The Court accepted review to clarify the proper framework of review under A.R.S. § 12-910(F). Section 12-910(F) provides in relevant part that a “court shall affirm the agency action unless the court concludes that the agency’s action is contrary to law, is not supported by substantial evidence, is arbitrary and capricious or is an abuse of discretion.” It further provides that in a regulated-party proceeding, “the court shall decide all questions of law. . . without deference” to the agency. In 2021, the Legislature added that in a regulated-party proceeding, “the court shall decide all questions of fact without deference” to the agency.

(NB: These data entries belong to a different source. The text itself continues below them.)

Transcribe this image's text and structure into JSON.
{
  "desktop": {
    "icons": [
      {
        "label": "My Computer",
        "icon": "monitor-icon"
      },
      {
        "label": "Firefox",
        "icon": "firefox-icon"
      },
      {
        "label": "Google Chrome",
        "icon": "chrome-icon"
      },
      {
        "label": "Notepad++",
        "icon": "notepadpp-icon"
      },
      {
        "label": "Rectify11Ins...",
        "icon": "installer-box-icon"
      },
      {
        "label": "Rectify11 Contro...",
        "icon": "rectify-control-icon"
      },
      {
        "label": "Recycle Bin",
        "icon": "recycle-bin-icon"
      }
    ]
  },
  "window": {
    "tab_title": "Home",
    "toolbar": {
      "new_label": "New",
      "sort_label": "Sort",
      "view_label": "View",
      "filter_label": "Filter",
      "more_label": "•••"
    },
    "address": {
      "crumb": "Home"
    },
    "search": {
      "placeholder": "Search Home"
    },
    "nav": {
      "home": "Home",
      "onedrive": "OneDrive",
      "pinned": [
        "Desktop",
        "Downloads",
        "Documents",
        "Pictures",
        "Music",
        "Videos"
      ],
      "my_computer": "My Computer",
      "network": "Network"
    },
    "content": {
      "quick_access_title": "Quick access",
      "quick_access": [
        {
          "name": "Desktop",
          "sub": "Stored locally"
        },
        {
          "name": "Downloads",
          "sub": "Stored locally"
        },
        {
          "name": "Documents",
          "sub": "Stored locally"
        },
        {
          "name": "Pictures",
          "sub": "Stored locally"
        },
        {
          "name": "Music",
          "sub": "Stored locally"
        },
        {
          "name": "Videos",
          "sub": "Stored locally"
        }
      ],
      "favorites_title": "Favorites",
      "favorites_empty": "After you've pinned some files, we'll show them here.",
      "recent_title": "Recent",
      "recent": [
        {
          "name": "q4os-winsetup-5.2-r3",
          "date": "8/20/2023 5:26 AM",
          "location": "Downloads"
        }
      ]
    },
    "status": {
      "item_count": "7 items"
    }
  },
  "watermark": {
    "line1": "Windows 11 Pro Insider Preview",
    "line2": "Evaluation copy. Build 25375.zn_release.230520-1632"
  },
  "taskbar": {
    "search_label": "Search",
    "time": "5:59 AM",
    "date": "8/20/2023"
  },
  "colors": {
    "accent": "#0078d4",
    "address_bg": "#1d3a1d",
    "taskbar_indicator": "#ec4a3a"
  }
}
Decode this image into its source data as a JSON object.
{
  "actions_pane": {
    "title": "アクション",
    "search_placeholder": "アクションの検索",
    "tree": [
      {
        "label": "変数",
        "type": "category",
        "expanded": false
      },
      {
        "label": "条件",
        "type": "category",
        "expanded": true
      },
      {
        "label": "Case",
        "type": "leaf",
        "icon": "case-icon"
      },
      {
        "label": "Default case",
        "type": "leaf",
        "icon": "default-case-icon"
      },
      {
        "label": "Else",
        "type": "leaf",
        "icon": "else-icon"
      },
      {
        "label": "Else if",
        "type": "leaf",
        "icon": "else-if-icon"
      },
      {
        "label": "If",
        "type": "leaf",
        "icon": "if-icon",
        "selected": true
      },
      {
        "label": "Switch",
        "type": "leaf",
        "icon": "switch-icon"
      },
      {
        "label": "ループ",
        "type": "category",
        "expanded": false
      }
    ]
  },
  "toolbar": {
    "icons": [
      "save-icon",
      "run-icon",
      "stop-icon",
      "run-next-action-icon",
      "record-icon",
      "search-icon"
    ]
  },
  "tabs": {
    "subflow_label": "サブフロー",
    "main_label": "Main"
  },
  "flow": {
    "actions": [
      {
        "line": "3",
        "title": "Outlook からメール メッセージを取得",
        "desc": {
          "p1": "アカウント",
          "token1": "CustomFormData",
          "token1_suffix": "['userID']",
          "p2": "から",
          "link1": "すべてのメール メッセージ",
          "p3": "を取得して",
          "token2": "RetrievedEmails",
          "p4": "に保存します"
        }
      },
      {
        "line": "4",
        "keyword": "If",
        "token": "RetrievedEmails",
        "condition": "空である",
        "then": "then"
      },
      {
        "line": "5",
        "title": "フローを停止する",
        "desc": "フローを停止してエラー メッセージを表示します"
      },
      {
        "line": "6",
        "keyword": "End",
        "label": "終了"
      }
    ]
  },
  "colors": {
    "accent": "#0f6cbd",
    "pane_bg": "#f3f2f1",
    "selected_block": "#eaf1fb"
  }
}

The Court sought to answer three questions: 1) did the Legislature’s 2021 amendment eliminate substantial-evidence review, 2) what standard of review applies to an administrative agency’s factual findings in a regulated-party proceeding, and 3) do appellate courts independently review factual findings de novo?

In answering the first two questions presented, the Court held that the 2021 amendment did not eliminate substantial-evidence review, because the amendment eliminated only deference to agency factfinding but left intact the substantial-evidence clause. Rather, the Court explained, the 2021 amendment changed who determines the facts upon which the substantial-evidence review is conducted—it is now the courts. In essence, “the court independently determines the facts, then applies the governing standard to the agency’s action based on those facts.”

The Court then clarified four additional points implicated in the case: 1) the “agency action” in § 12-910 refers to the final administrative decision, 2) a “regulated party” invoking § 12-910(F) must identify the specific factual findings it contests, 3) mixed questions of fact and law raised under § 12-910(F) are decided independently by the courts, and 4) the statute’s “no deference” commands are absolute, regardless of whether the question involves agency expertise.

Lastly, the Court answered the third question presented by holding that nothing in § 12-910(F) displaces traditional appellate review of superior court decisions; the court of appeals must defer to the trial court’s factual findings if they are reasonably supported by the record and review questions of law de novo, as usual.

Vice Chief Justice Lopez authored the Court’s unanimous Opinion.